Because they are always hungry, coyotes pay attention to every possible source of food, even newly-spread manure, which contains undigested seeds and vegetable matter. The list of coyote foods is endless and they are always looking for more. When the spring breeding season begins, coyotes become even more desperate for food because they may have as many as 14 pups to feed! That means a lot of foraging in competition with other coyotes, foxes, bobcats and predatory birds, and all this is good news for hunters, who can take advantage of the coyote’s bottomless stomach to bring them in close enough for a killing shot.
CALLING STRATEGIES AND TACTICS
Setting up for coyotes depends on the habitat you’re hunting and the equipment you are using. In wide-open, flat grassland, there’s not much sense in using a bow or shotgun because the odds are that much of your shooting will be at 50 yards or more. Sooner or later the coyote will run out of cover options and will stop, stand and stare at you. This is when you must take your shot because he’s not going to come any closer. In this case, a long-range varmint rifle or small caliber deer cartridge (.222 Remington, .22/250, .243 Winchester and similar calibers) will do the trick.

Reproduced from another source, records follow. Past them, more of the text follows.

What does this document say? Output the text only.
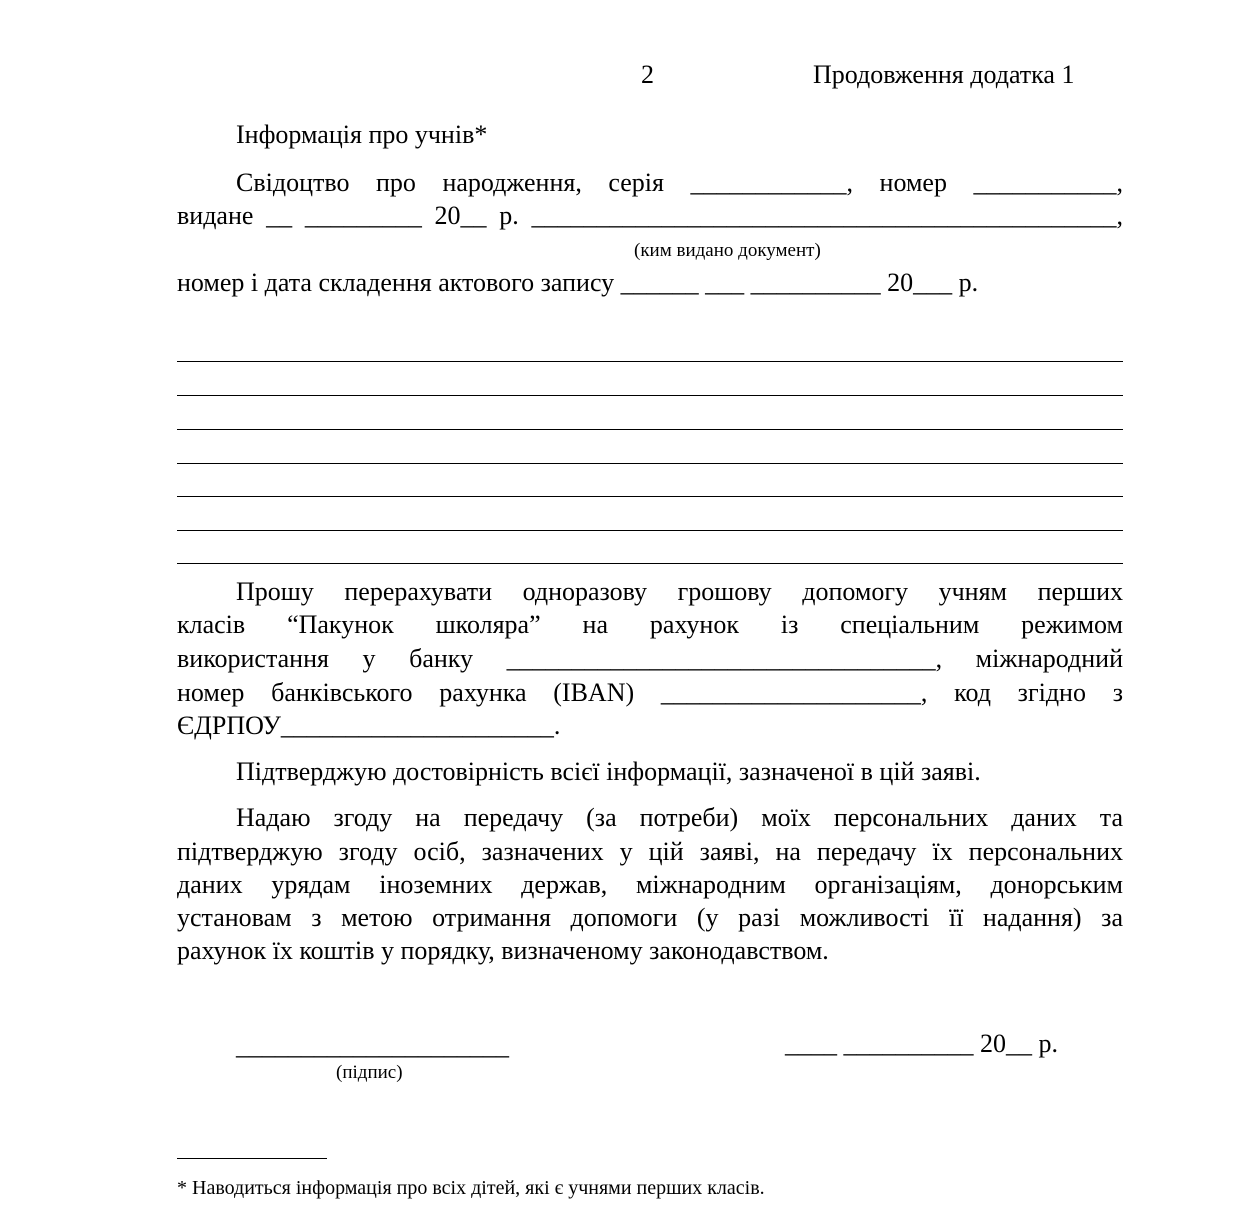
2	Продовження додатка 1
Інформація про учнів*
Свідоцтво про народження, серія ____________, номер ___________,
видане __ _________ 20__ р. _____________________________________________,
(ким видано документ)
номер і дата складення актового запису ______ ___ __________ 20___ р.
Прошу перерахувати одноразову грошову допомогу учням перших
класів “Пакунок школяра” на рахунок із спеціальним режимом
використання у банку _________________________________, міжнародний
номер банківського рахунка (IBAN) ____________________, код згідно з
ЄДРПОУ_____________________.
Підтверджую достовірність всієї інформації, зазначеної в цій заяві.
Надаю згоду на передачу (за потреби) моїх персональних даних та
підтверджую згоду осіб, зазначених у цій заяві, на передачу їх персональних
даних урядам іноземних держав, міжнародним організаціям, донорським
установам з метою отримання допомоги (у разі можливості її надання) за
рахунок їх коштів у порядку, визначеному законодавством.
_____________________
(підпис)
____ __________ 20__ р.
* Наводиться інформація про всіх дітей, які є учнями перших класів.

In river country, brush country or woodlands, a bow or shotgun (even a handgun) may be used with success. This is where your patience will be tested because a coyote coming in under cover is a stealthy dog indeed! They’ll slink from tree to tree, brush pile to blow down, stone wall to beaver dam, even creep up between crop rows (such as corn, peanuts or soybeans) and the process can take 30 minutes or more. But, as long as there is suitable cover between you the coyote will keep coming.
It’s not necessary to be able to see a long distance while coyote hunting. You need only be able to thoroughly cover the area directly downwind from you, in a path about 20 yards wide. The coyote will zig and zag as cover allows all the way up the scent trail, and he will keep coming as long as your cover scent is working and you do not make any unnecessary moves.

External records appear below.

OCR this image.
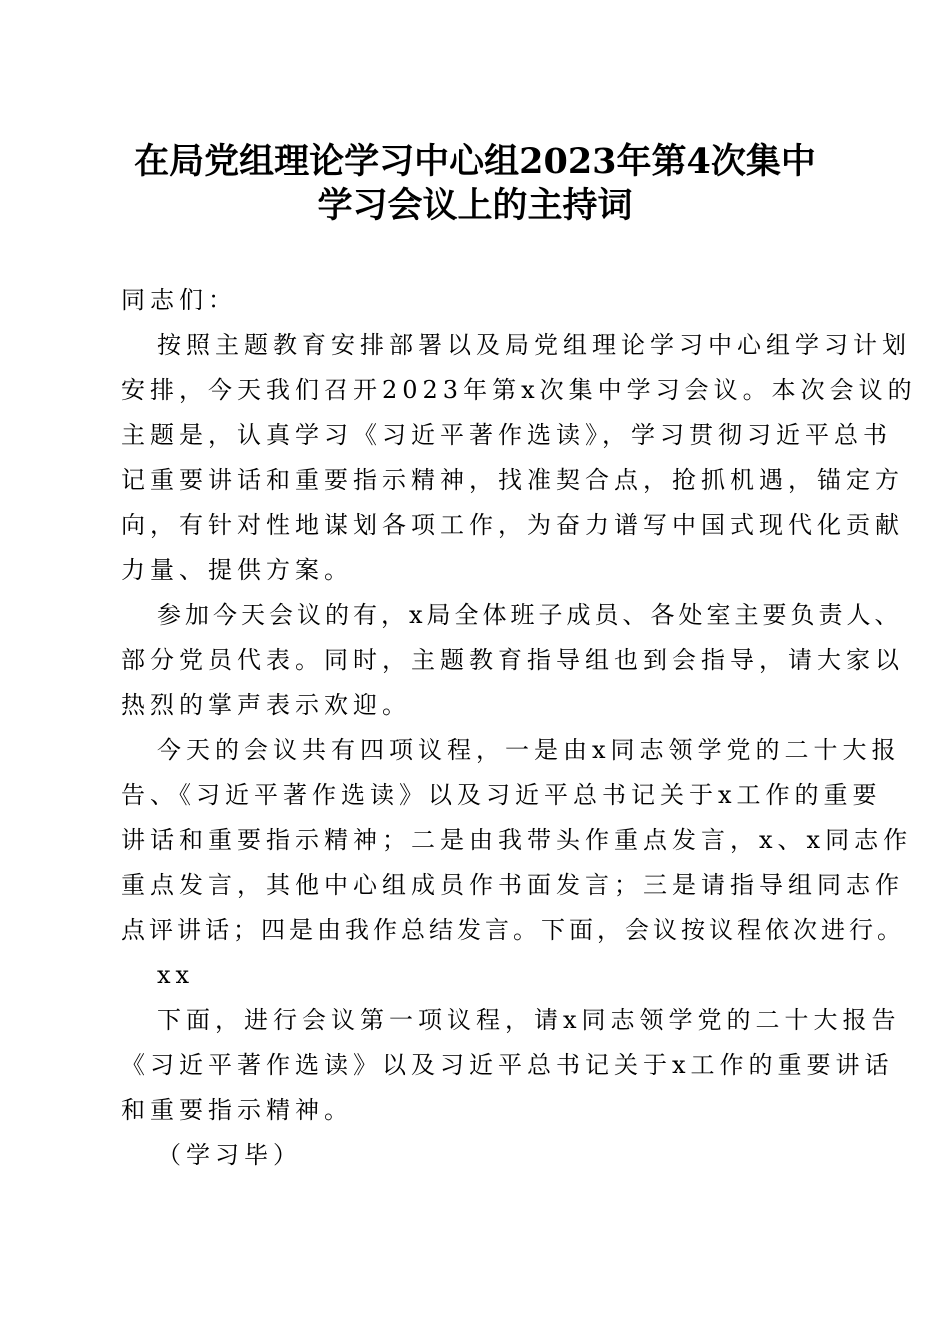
在局党组理论学习中心组2023年第4次集中
学习会议上的主持词
同志们：
按照主题教育安排部署以及局党组理论学习中心组学习计划
安排，今天我们召开2023年第x次集中学习会议。本次会议的
主题是，认真学习《习近平著作选读》，学习贯彻习近平总书
记重要讲话和重要指示精神，找准契合点，抢抓机遇，锚定方
向，有针对性地谋划各项工作，为奋力谱写中国式现代化贡献
力量、提供方案。
参加今天会议的有，x局全体班子成员、各处室主要负责人、
部分党员代表。同时，主题教育指导组也到会指导，请大家以
热烈的掌声表示欢迎。
今天的会议共有四项议程，一是由x同志领学党的二十大报
告、《习近平著作选读》以及习近平总书记关于x工作的重要
讲话和重要指示精神；二是由我带头作重点发言，x、x同志作
重点发言，其他中心组成员作书面发言；三是请指导组同志作
点评讲话；四是由我作总结发言。下面，会议按议程依次进行。
xx
下面，进行会议第一项议程，请x同志领学党的二十大报告
《习近平著作选读》以及习近平总书记关于x工作的重要讲话
和重要指示精神。
（学习毕）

The coyote’s eyes and ears are its personal protection devices, but the coyote hunts primarily with its nose. No matter what it sees or hears, the coyote (and foxes) will follow the scent trail to the source no matter how far it must travel to get downwind of the subject. This is critical information for hunters, because even if you have the perfect setup and are the world’s greatest caller, you still won’t ever see a coyote if you make the mistake of facing upwind. Sure, you will call predators in to within spitting distance, but that does you no good if they show up behind you!
So, Rule No. 1 in coyote hunting: face downwind. This means you must use a cover scent because no coyote is going to come running into the scent of a human being no matter how often you wash yourself or your hunting clothes. There is nothing in the human realm that attracts coyotes, so go with the natural flow and use a realistic, local cover scent such as skunk, rabbit, fox or raccoon — anything that’s not human or patently illogical for your part of the country. If the coyote hears realistic calling but smells unfamiliar odors, those eyes and ears will be on high beam and the game will be over — you simply can not fool them with a cavalier “good enough” approach.